It’s July. Kids just got out of school. Summer is upon us!
It’s July. And the retail industry says, “Kids will go back to school soon! Summer’s over!”
So here I am, in Phipp’s, pulling down all of the shady patio umbrellas, deck furniture, picnic tables, beach chairs, casual dining ware and all other accoutrements of the warmer, enjoyable weather. After rearranging shelves to accommodate notebooks, calculators, and the all-important Ticonderoga #2 pencils, I’m kicking those kids right back to the reality of their adolescent lives.
I hear the groans of kids crying in despair, “But we just got out of school last week!” Ha, ha, I think, it’s about time you gave up any notion of a relaxing eight-week holiday. Crack open the books, you lazy good-for-nothings! Summer is hard work!

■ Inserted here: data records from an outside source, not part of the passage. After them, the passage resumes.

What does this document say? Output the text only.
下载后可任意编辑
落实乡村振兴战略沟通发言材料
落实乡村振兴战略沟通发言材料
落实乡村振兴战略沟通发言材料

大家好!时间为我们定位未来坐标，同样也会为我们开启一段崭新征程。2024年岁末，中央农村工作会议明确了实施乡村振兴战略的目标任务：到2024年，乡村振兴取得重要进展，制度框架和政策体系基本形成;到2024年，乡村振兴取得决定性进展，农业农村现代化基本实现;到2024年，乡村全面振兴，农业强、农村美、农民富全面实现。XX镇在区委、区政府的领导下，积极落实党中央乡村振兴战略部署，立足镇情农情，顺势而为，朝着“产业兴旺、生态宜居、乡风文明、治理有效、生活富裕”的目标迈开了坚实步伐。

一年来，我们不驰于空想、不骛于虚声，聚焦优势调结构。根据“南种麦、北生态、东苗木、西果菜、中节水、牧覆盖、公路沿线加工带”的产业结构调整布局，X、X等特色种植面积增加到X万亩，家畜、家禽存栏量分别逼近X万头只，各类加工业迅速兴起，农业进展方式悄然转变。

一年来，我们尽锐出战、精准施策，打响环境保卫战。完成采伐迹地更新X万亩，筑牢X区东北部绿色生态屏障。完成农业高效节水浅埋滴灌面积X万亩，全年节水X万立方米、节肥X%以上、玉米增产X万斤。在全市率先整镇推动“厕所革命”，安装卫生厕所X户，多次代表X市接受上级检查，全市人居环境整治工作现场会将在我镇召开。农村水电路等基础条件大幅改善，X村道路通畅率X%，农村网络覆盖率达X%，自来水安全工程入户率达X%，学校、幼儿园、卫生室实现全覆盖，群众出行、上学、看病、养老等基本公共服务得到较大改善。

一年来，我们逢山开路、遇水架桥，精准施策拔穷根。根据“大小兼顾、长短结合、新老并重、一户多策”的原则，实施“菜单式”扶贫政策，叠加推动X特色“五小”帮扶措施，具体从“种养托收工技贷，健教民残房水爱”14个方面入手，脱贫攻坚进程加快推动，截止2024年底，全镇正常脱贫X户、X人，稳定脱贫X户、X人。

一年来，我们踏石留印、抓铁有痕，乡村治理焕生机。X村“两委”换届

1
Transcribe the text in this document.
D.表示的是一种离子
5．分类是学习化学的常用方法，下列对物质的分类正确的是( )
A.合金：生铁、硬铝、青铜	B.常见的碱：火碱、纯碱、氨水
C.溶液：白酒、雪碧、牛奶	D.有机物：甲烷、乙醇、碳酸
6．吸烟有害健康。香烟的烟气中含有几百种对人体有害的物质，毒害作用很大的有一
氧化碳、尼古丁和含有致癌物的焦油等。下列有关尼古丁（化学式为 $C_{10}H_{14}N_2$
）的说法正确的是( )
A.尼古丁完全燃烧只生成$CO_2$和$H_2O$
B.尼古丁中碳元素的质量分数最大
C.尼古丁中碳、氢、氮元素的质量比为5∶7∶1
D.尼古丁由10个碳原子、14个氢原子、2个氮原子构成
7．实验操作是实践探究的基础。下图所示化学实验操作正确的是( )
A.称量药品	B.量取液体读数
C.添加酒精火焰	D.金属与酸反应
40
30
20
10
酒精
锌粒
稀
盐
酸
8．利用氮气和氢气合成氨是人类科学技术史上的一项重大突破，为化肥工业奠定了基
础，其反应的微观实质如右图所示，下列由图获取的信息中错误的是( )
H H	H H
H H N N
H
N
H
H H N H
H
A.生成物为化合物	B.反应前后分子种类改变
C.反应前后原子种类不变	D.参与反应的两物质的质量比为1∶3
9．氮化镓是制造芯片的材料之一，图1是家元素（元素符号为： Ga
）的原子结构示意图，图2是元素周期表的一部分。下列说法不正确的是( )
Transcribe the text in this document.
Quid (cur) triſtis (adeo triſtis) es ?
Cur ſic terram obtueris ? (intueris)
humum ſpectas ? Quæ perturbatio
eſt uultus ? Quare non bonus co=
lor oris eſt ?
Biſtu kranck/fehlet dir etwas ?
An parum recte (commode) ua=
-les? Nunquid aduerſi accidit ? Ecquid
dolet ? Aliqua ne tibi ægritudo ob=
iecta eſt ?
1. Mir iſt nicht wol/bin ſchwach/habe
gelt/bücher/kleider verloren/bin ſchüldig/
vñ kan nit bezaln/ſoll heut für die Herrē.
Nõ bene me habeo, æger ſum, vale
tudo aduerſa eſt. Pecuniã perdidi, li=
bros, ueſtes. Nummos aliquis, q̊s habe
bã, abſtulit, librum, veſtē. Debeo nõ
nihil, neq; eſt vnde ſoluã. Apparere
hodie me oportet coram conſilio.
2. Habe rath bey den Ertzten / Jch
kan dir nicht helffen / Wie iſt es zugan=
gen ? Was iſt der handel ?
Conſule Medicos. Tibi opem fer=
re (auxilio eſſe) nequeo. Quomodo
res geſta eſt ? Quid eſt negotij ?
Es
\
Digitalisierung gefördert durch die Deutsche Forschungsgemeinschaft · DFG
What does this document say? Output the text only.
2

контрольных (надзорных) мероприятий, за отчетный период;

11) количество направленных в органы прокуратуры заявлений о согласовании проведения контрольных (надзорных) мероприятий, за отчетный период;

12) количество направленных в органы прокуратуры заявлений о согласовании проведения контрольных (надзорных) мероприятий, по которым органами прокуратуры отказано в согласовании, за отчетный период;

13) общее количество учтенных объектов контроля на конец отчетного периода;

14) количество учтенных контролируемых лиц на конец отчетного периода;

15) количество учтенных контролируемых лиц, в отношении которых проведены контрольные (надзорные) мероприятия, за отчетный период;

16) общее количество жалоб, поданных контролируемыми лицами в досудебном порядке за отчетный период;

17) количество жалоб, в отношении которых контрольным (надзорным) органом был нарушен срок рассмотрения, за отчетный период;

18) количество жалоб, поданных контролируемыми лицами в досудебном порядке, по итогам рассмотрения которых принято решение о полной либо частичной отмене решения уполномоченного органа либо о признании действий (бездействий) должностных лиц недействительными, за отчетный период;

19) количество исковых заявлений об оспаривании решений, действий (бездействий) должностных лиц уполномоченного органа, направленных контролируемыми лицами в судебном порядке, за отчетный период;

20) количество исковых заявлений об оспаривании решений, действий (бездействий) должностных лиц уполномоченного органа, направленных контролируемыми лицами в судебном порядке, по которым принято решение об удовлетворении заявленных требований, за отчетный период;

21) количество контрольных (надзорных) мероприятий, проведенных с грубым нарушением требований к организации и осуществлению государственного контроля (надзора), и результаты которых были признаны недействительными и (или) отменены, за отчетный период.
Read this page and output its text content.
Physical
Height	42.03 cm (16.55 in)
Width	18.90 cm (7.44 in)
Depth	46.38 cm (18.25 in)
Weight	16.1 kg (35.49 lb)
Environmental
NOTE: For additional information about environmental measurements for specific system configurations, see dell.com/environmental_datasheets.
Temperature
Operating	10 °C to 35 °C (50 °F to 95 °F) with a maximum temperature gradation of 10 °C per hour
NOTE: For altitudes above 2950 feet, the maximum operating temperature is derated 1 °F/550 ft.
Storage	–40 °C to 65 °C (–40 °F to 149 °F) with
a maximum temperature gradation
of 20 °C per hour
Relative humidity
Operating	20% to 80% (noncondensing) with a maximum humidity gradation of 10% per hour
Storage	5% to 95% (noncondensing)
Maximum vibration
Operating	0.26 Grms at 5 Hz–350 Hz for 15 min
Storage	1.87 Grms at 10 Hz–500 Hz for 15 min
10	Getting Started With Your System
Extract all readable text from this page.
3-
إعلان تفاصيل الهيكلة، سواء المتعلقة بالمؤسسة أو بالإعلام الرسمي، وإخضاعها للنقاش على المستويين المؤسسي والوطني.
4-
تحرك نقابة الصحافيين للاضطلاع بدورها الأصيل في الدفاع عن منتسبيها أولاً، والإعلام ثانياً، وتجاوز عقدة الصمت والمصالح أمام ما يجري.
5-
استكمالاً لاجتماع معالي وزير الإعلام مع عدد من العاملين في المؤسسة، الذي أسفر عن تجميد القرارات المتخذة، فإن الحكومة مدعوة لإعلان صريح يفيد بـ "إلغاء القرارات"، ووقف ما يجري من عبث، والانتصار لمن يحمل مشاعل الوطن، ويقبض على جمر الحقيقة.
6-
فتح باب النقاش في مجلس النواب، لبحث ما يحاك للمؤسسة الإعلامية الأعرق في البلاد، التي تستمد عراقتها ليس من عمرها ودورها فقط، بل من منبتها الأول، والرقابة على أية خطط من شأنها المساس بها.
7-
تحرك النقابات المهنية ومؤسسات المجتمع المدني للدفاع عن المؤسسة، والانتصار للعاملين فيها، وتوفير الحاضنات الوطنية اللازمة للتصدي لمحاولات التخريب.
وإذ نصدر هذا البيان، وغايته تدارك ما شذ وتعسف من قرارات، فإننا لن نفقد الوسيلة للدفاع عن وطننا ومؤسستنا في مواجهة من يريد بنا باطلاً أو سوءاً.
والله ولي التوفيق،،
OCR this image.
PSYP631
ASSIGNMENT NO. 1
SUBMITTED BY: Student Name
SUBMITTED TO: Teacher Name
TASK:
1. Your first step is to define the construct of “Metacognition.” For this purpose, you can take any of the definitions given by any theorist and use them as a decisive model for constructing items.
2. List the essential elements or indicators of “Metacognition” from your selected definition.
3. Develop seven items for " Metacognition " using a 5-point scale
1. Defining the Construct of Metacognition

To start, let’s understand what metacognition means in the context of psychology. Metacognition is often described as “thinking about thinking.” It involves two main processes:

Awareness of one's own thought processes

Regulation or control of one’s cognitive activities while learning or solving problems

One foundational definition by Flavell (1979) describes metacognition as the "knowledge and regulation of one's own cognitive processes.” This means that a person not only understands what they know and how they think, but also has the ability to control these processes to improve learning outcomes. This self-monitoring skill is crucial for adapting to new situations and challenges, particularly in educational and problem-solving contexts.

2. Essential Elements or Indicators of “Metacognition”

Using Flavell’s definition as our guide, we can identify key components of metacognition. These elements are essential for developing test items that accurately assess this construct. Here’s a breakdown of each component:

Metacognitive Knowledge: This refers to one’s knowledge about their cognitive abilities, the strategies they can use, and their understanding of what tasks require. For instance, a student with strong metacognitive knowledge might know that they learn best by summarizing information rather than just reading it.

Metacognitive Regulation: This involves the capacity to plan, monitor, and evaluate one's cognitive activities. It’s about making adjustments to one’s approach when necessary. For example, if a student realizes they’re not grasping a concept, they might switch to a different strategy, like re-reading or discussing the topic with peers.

This is my third summer at Phipp’s. I never in my wildest dreams imagined I’d be here still. Thought I’d be in some sort of position to take a vacation someplace and sit down in a comfy chair on a beach, or hike at a national park, even abroad wandering the sardine-packed streets of some distant location, forgetting about my pedestrian daily life and contemplating moving to wherever it is that I roamed.
No such luck.
But there are hints on the horizon that my luck might turn around. And I remain hopeful.
For starters, a friend recommended me to a business colleague to become a grant writer. Though it’s been a while, I can most likely pick it up again. Like riding a bicycle, he said. I have a phone interview next week.
And an artistic colleague of mine recommended me for a position in a job I’d actually like. A place she knew had an opening and she asked for my resume to pass onto HR. They needed someone pretty quick. As it turned out, they hired from inside, but they kept my resume. Said I had impressive experience. They’d keep their ear to the ground to see if there’s something somewhere else that might use my talents. It’s the sort of company that has tentacles in other businesses. Who knows what could come of it?
Though neither of these are exactly ace-in-the-holes, they do validate my belief that I’m a qualified professional capable of doing a great job. My artistic colleague also brought up a good point: I need to find a job that suits me. Makes me happy. Although I pretty much think anything would do at this point, perhaps there’s a chance I might land something that I’ll enjoy doing.
My last interview in early June was weird. I found out why through the grapevine. It seems that nonprofit has a high turnover rate. No one stays there for long. The place has had several executive directors over the years, and for some reason they’ve been the sort of people who are high-demanding with little regard to their employee’s welfare. The sort that focus on minutia. Micromanagers. After I did a bit more research, I discovered the person whose place I’d be taking was there less than five months. And that person replaced someone who was there an equally short amount of time. That says a lot about the workplace. Clearly, it’s not the sort of position I’m after…or anyone, it would seem.
I’m going to ramp up my efforts and try just about anything I can to find a lasting job and get my career moving again. Full steam ahead. I’ve gotten a bit lax about my efforts. Depression will do that to you. But unless I can transition out of my rut, I’m never going to be happy. I have to believe in my self-worth. Because if I don’t think I’m worth the trouble, who else will?